If calibration is the public face of uncertainty, what is the truth?  In fact, the truth is hard to find.  Many investigations of uncertainty focus upon the lack of knowledge, which is distinctly different than physical uncertainty.  Lack of knowledge is often explored via parametric uncertainty of the models used to close the physics.  This lack of knowledge studied from parametric uncertainty often does not look like the physical sources of uncertainty, which arise from a lack of knowledge of precise initial conditions that blow up to large scale differences in physical states.  These distinctions loom large in many applications such as climate and weather modeling.  Unraveling the differences between the two types of uncertainty should be one of computational sciences greatest foci because of its distinct policy implications.  It also figures greatly in the determination of the proper placement of future scientific resources. 

Calibration is also used to paper over finite computational resolution.  Many models need to be retuned (i.e., recalibrated) when computational resolution changes.   This effect can easily be measured, but we stick our collective head in the sand.  All one has to do is take a calibrated solution and systematically change the resolution.  Repeatedly, people respond, “I can’t afford a refined calculation!”  Then coarsen the mesh and see how big the changes are.  If you can’t do this, you have big problems, and any predictive capability is highly suspect.  This sort of estimation should provide a very good idea of how much calibration is impacting your solution.   In most big computational studies calibration is important, and unmeasured.  It is time to stop this, and come clean.  Ending this sort of systematic delusion is far more important than buying bigger, faster computers.  In the long run “coming clean” will allow us to improve computational science’s positive impact on society far more than short-term focus on keeping Moore’s law alive.

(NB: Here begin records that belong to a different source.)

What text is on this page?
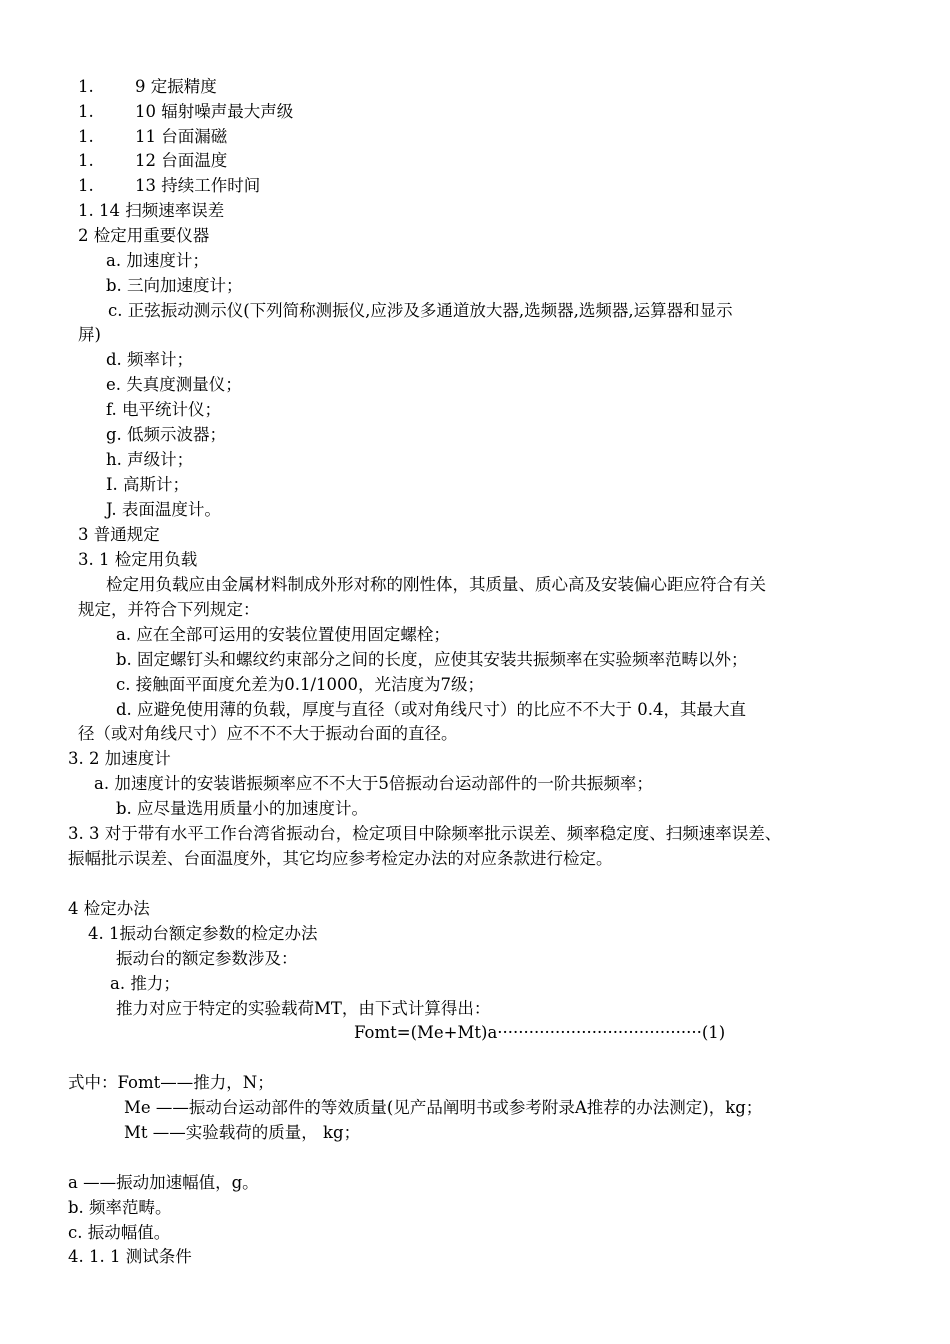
1.	9 定振精度
1.	10 辐射噪声最大声级
1.	11 台面漏磁
1.	12 台面温度
1.	13 持续工作时间
1. 14 扫频速率误差
2 检定用重要仪器
a. 加速度计；
b. 三向加速度计；
c. 正弦振动测示仪(下列简称测振仪,应涉及多通道放大器,选频器,选频器,运算器和显示
屏)
d. 频率计；
e. 失真度测量仪；
f. 电平统计仪；
g. 低频示波器；
h. 声级计；
I. 高斯计；
J. 表面温度计。
3 普通规定
3. 1 检定用负载
检定用负载应由金属材料制成外形对称的刚性体，其质量、质心高及安装偏心距应符合有关
规定，并符合下列规定：
a. 应在全部可运用的安装位置使用固定螺栓；
b. 固定螺钉头和螺纹约束部分之间的长度，应使其安装共振频率在实验频率范畴以外；
c. 接触面平面度允差为0.1/1000，光洁度为7级；
d. 应避免使用薄的负载，厚度与直径（或对角线尺寸）的比应不不大于 0.4，其最大直
径（或对角线尺寸）应不不不大于振动台面的直径。
3. 2 加速度计
a. 加速度计的安装谐振频率应不不大于5倍振动台运动部件的一阶共振频率；
b. 应尽量选用质量小的加速度计。
3. 3 对于带有水平工作台湾省振动台，检定项目中除频率批示误差、频率稳定度、扫频速率误差、
振幅批示误差、台面温度外，其它均应参考检定办法的对应条款进行检定。
4 检定办法
4. 1振动台额定参数的检定办法
振动台的额定参数涉及：
a. 推力；
推力对应于特定的实验载荷MT，由下式计算得出：
Fomt=(Me+Mt)a·······································(1)
式中：Fomt——推力，N；
Me ——振动台运动部件的等效质量(见产品阐明书或参考附录A推荐的办法测定)，kg；
Mt ——实验载荷的质量， kg；
a ——振动加速幅值，g。
b. 频率范畴。
c. 振动幅值。
4. 1. 1 测试条件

Computational science isn’t just computers, it is modeling, it is physical theory, it is algorithmic innovation and efficiency, it is mathematics, it is programming languages, programming practice, it is validation against experiments and measurements, it is statistical science, and data analysis.  Computer hardware is only one of the things we should focus on, and that focus shouldn’t choke resources away from things that would actually make a bigger difference in the quality.  Today it does.  A balanced approach would recognize that greater opportunities exist in other aspects of computational science.